O "25 de Novembro de 1975" - Entre a Revolução e a consolidação da democracia em Portugal
21 NOV 2025 • POR Rui Sintra • 15h04O “25 de Novembro de 1975”, em Portugal, é considerado pela historiografia contemporânea um dos momentos decisivos do processo de transição democrática. Se o “25 de Abril de 1974” simbolizou o derrube da ditadura e o início da liberdade, o “25 de Novembro” do ano seguinte representou o momento em que se definiu o rumo do regime democrático, afastando a hipótese de uma deriva revolucionária de caráter autoritário.
Após a “Revolução dos Cravos”, Portugal viveu um período de intensa convulsão social e política, conhecido como Processo Revolucionário em Curso (PREC). Durante esse tempo, diferentes forças disputavam a orientação do país. De um lado, setores ligados ao Partido Comunista Português (PCP) e à extrema-esquerda defendiam a radicalização das medidas revolucionárias, com forte inspiração nos modelos do socialismo real. Do outro, partidos moderados como o PS (Partido Socialista), o PPD/PSD e o CDS, apoiados por correntes militares moderadas, buscavam assegurar um regime pluralista e de democracia representativa.
As Forças Armadas, protagonistas do “25 de Abril”, encontravam-se profundamente divididas. O Conselho da Revolução e o Movimento das Forças Armadas (MFA) estavam fragmentados entre moderados e revolucionários, o que gerava grande instabilidade. O período foi marcado por greves, ocupações de terras no Alentejo, nacionalizações de empresas estratégicas e frequentes manifestações populares, refletindo uma sociedade polarizada e em ebulição.
No campo revolucionário, destacavam-se figuras como Otelo Saraiva de Carvalho, então comandante do COPCON (Comando Operacional do Continente), que mantinha grande influência sobre setores militares mais radicalizados. Do lado moderado, surgiram nomes como António Ramalho Eanes, oficial que assumiria papel de liderança no “25 de Novembro”, garantindo a supremacia da ala democrática.
Também os partidos políticos tiveram papel central. O PS — de Mário Soares — foi um dos mais firmes defensores de uma via democrática e europeísta, em oposição ao PCP — de Álvaro Cunhal —, que via o processo revolucionário como oportunidade de transformação estrutural profunda da sociedade portuguesa. A tensão entre socialistas e comunistas, aliada à cisão nas Forças Armadas, foi determinante para a escalada de acontecimentos que culminou no “25 de Novembro”.
Na madrugada de 25 de Novembro de 1975, setores militares ligados ao COPCON e a unidades paraquedistas desencadearam ações que foram interpretadas como uma tentativa de insurreição revolucionária.

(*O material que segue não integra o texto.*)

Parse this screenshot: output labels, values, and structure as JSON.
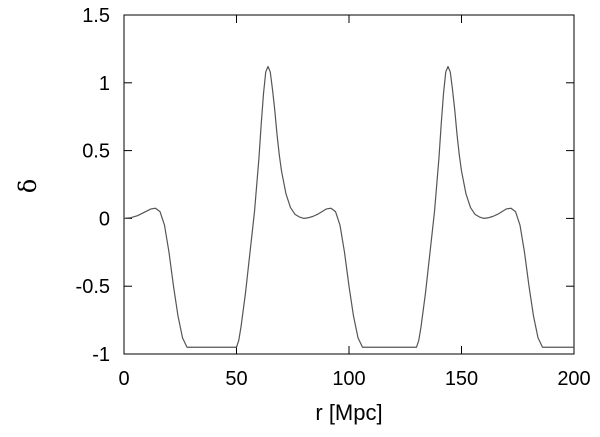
{
  "chart_data": {
    "type": "line",
    "title": "",
    "xlabel": "r [Mpc]",
    "ylabel": "δ",
    "xlim": [
      0,
      200
    ],
    "ylim": [
      -1,
      1.5
    ],
    "x_ticks": [
      0,
      50,
      100,
      150,
      200
    ],
    "y_ticks": [
      -1,
      -0.5,
      0,
      0.5,
      1,
      1.5
    ],
    "x_tick_labels": [
      "0",
      "50",
      "100",
      "150",
      "200"
    ],
    "y_tick_labels": [
      "-1",
      "-0.5",
      "0",
      "0.5",
      "1",
      "1.5"
    ],
    "grid": false,
    "legend": "none",
    "line_color": "#555555",
    "series": [
      {
        "x": [
          0,
          3,
          6,
          9,
          12,
          14,
          16,
          18,
          20,
          22,
          24,
          26,
          28,
          30,
          35,
          40,
          45,
          50,
          51,
          52,
          54,
          56,
          58,
          60,
          61,
          62,
          63,
          64,
          65,
          66,
          67,
          68,
          69,
          70,
          72,
          74,
          76,
          78,
          80,
          82,
          84,
          86,
          88,
          90,
          92,
          94,
          96,
          98,
          100,
          102,
          104,
          106,
          108,
          110,
          115,
          120,
          125,
          130,
          131,
          132,
          134,
          136,
          138,
          140,
          141,
          142,
          143,
          144,
          145,
          146,
          147,
          148,
          149,
          150,
          152,
          154,
          156,
          158,
          160,
          162,
          164,
          166,
          168,
          170,
          172,
          174,
          176,
          178,
          180,
          182,
          184,
          186,
          188,
          190,
          195,
          200
        ],
        "y": [
          0.0,
          0.005,
          0.02,
          0.045,
          0.07,
          0.075,
          0.05,
          -0.05,
          -0.25,
          -0.5,
          -0.72,
          -0.88,
          -0.95,
          -0.95,
          -0.95,
          -0.95,
          -0.95,
          -0.95,
          -0.9,
          -0.8,
          -0.55,
          -0.25,
          0.05,
          0.45,
          0.7,
          0.92,
          1.08,
          1.12,
          1.08,
          0.95,
          0.8,
          0.62,
          0.47,
          0.35,
          0.18,
          0.08,
          0.03,
          0.01,
          0.0,
          0.005,
          0.015,
          0.03,
          0.05,
          0.07,
          0.075,
          0.05,
          -0.05,
          -0.25,
          -0.5,
          -0.72,
          -0.88,
          -0.95,
          -0.95,
          -0.95,
          -0.95,
          -0.95,
          -0.95,
          -0.95,
          -0.9,
          -0.8,
          -0.55,
          -0.25,
          0.05,
          0.45,
          0.7,
          0.92,
          1.08,
          1.12,
          1.08,
          0.95,
          0.8,
          0.62,
          0.47,
          0.35,
          0.18,
          0.08,
          0.03,
          0.01,
          0.0,
          0.005,
          0.015,
          0.03,
          0.05,
          0.07,
          0.075,
          0.05,
          -0.05,
          -0.25,
          -0.5,
          -0.72,
          -0.88,
          -0.95,
          -0.95,
          -0.95,
          -0.95,
          -0.95
        ]
      }
    ]
  }
}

A resposta veio pela mão de militares moderados, apoiados por Ramalho Eanes, que rapidamente conseguiram neutralizar a ameaça. O episódio terminou com a prisão de diversos oficiais mais radicalizados e com a afirmação da linha moderada dentro do MFA. A intervenção militar evitou o risco de uma guerra civil e permitiu retomar o caminho da institucionalização democrática.
O “25 de Novembro” teve consequências profundas. A partir dele, abriu-se caminho para a aprovação da Constituição de 1976, que consagrou a democracia pluralista, os direitos fundamentais e o papel dos partidos políticos. Ramalho Eanes viria a ser eleito o primeiro Presidente da República em regime democrático, tornando-se figura central da estabilização institucional.
Se o “25 de Abril” representou a libertação do jugo ditatorial, o “25 de Novembro” representou a escolha da via democrática, afastando o risco de totalitarismos, fossem de direita ou de esquerda. A data marcou o fim do PREC e o início de uma fase de maior equilíbrio, em que o poder regressou progressivamente à sociedade civil e às instituições políticas eleitas.
Hoje, cinquenta anos depois, o “25 de Novembro” é recordado como momento charneira da história contemporânea de Portugal. Para uns, foi a "vitória da democracia sobre o radicalismo"; para outros, uma "correção de rumos" que pôs termo a um processo revolucionário inacabado. Independentemente das leituras políticas, a data consolidou a democracia portuguesa e preparou o país para a integração europeia e para a modernização institucional que marcaria as décadas seguintes, independente dos problemas gerados e das dificuldades encaradas nesse percurso, similares ao de qualquer nação democrática.